Generac (GNRC) reported that CEO and director Aaron Jagdfeld sold 5,000 shares of common stock. The sale occurred on February 2, 2026 at a price of $166.91 per share, as disclosed in a Form 4 insider ownership filing.
Was the Generac (GNRC) CEO’s stock sale made under a 10b5-1 trading plan?
Yes. The filing notes that the referenced Rule 10b5-1(c) trading plan was adopted on March 6, 2025. The 5,000-share sale of Generac (GNRC) common stock on February 2, 2026 was executed pursuant to that pre-arranged trading plan.
What role does Aaron Jagdfeld hold at Generac (GNRC) in this Form 4 filing?
In the Form 4, Aaron Jagdfeld is identified as both a director and an officer of Generac (GNRC), serving as Chief Executive Officer. He is not marked as a 10% owner, but he reports direct ownership of hundreds of thousands of common shares.

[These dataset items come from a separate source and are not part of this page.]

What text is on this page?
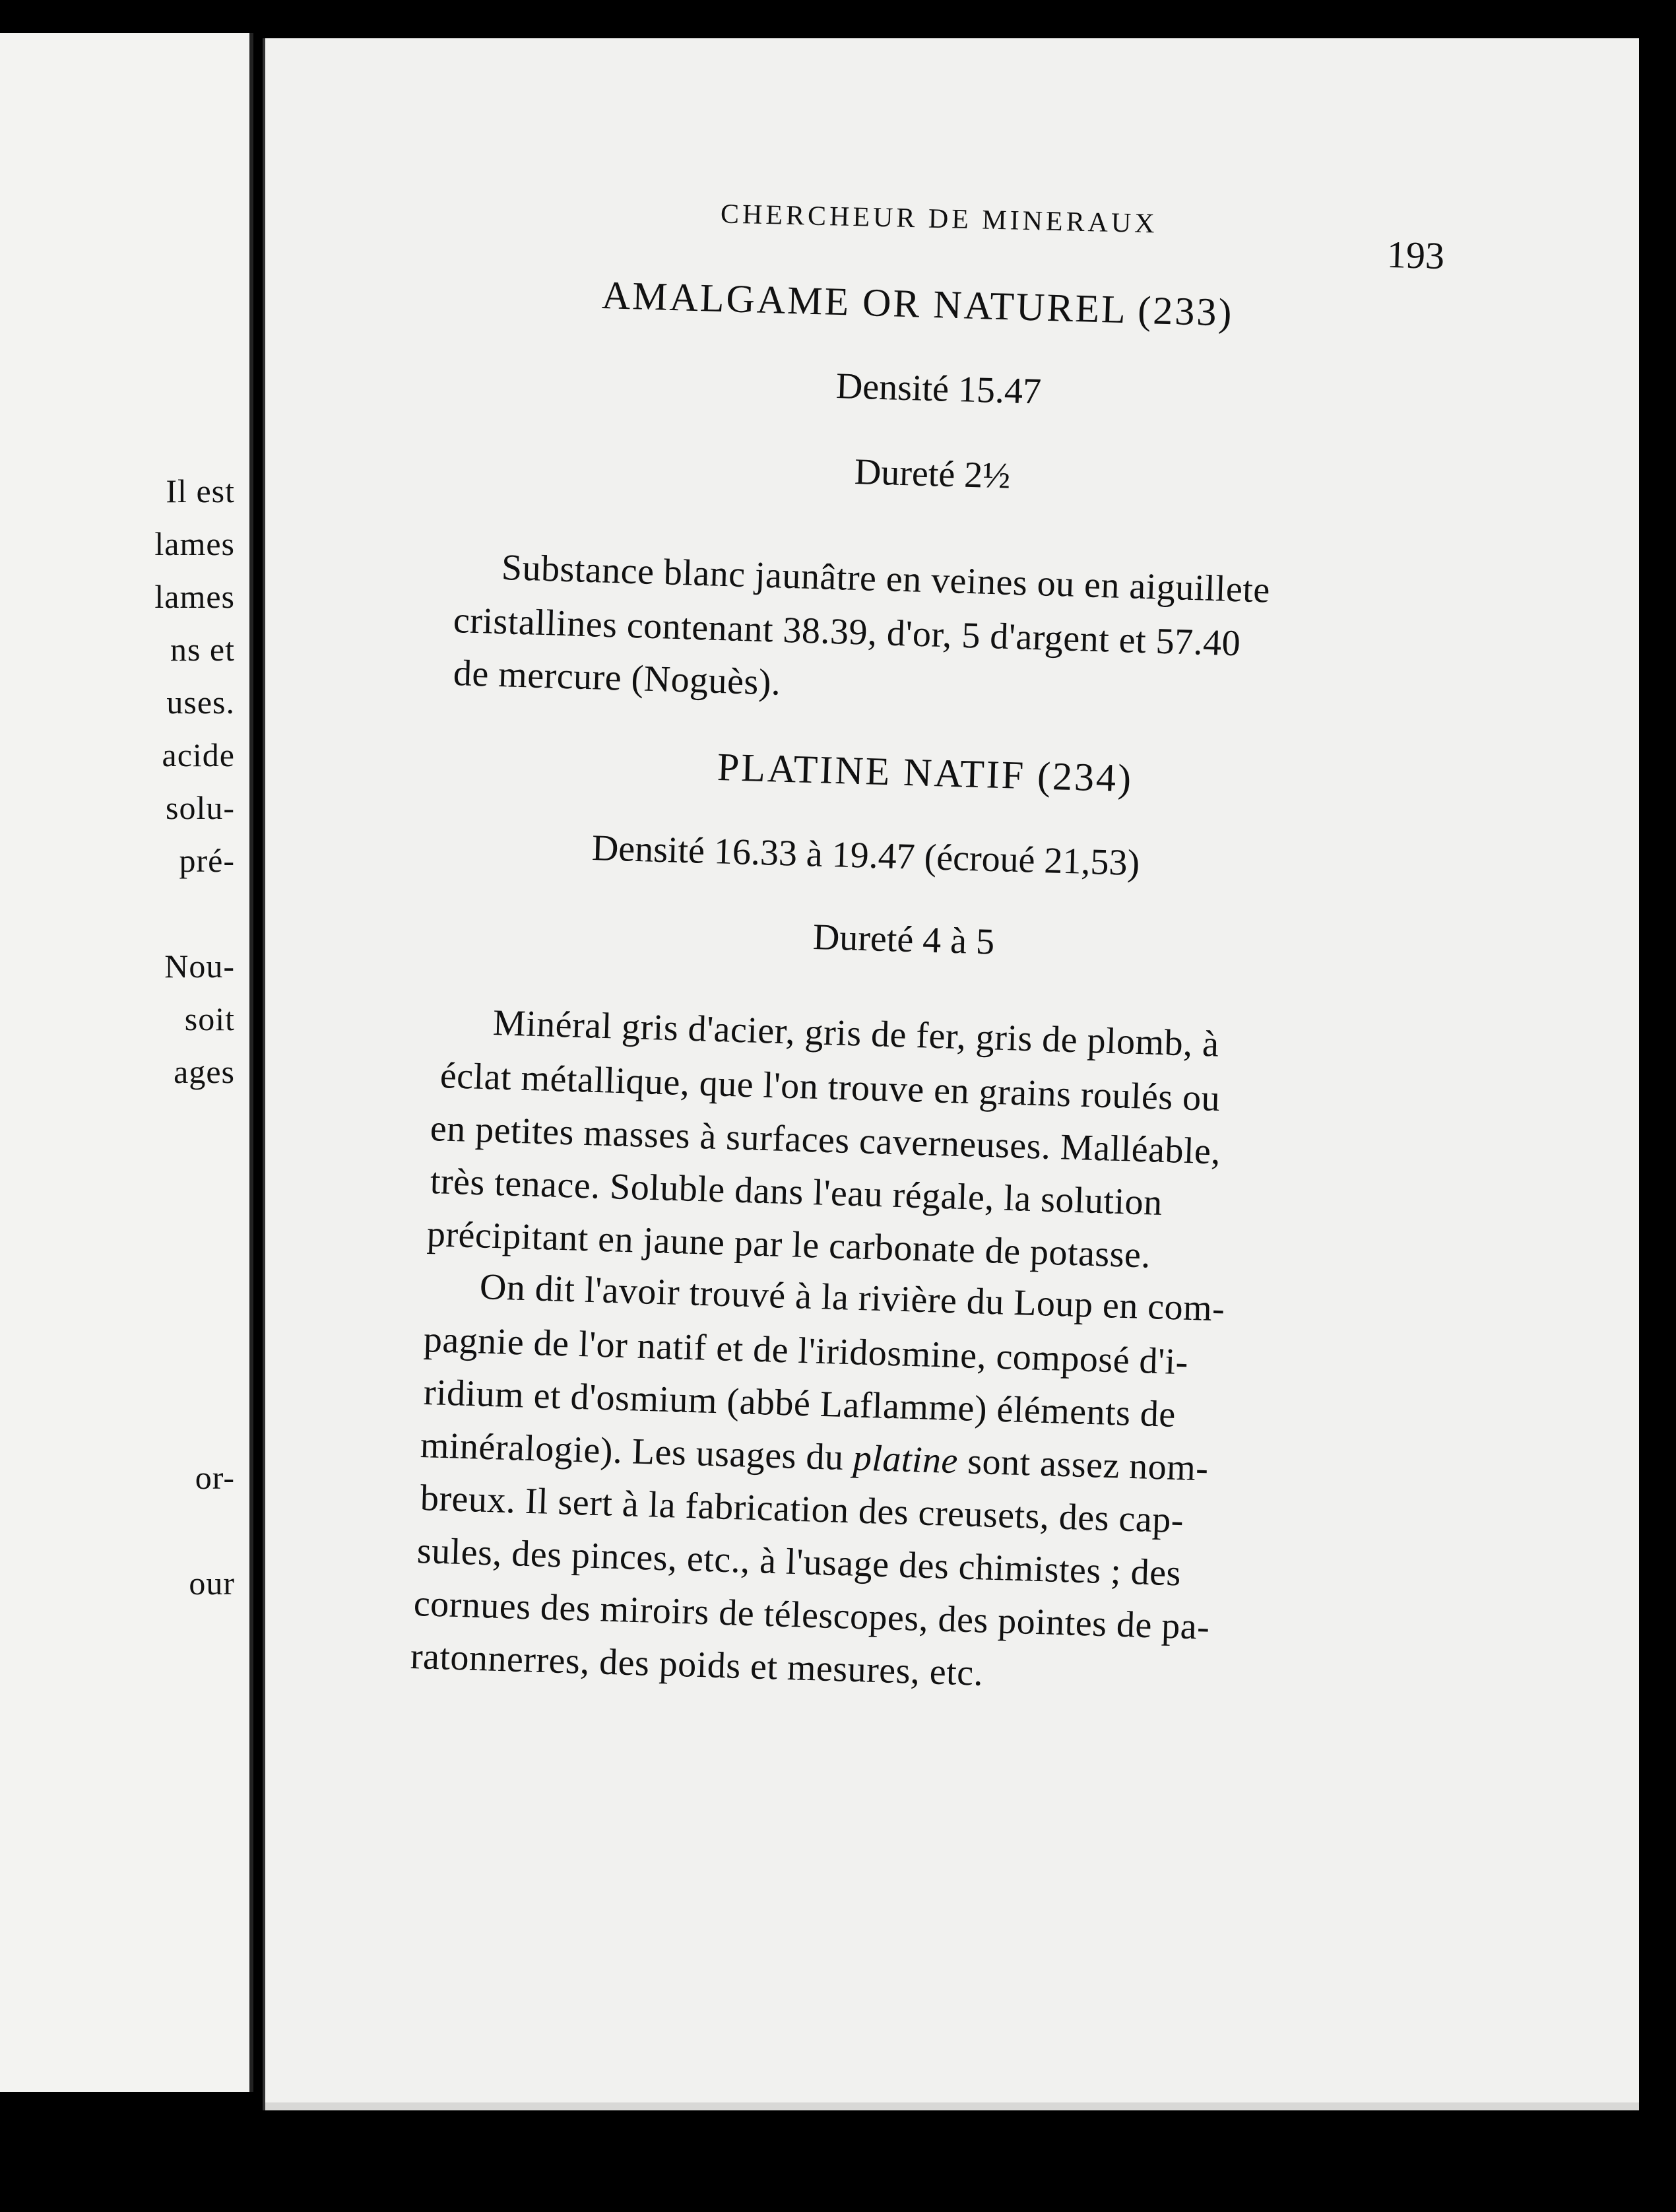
Il est
lames
lames
ns et
uses.
acide
solu-
pré-
Nou-
soit
ages
or-
our
CHERCHEUR DE MINERAUX
193
AMALGAME OR NATUREL (233)
Densité 15.47
Dureté 2½
Substance blanc jaunâtre en veines ou en aiguillete
cristallines contenant 38.39, d'or, 5 d'argent et 57.40
de mercure (Noguès).
PLATINE NATIF (234)
Densité 16.33 à 19.47 (écroué 21,53)
Dureté 4 à 5
Minéral gris d'acier, gris de fer, gris de plomb, à
éclat métallique, que l'on trouve en grains roulés ou
en petites masses à surfaces caverneuses. Malléable,
très tenace. Soluble dans l'eau régale, la solution
précipitant en jaune par le carbonate de potasse.
On dit l'avoir trouvé à la rivière du Loup en com-
pagnie de l'or natif et de l'iridosmine, composé d'i-
ridium et d'osmium (abbé Laflamme) éléments de
minéralogie). Les usages du platine sont assez nom-
breux. Il sert à la fabrication des creusets, des cap-
sules, des pinces, etc., à l'usage des chimistes ; des
cornues des miroirs de télescopes, des pointes de pa-
ratonnerres, des poids et mesures, etc.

What type of security did Aaron Jagdfeld trade in this Generac (GNRC) Form 4?
The transaction involved Generac (GNRC) common stock, categorized as a non-derivative security. The Form 4’s Table I shows a disposition coded “S” for sale of 5,000 shares, with no derivative securities transactions reported in Table II for this filing.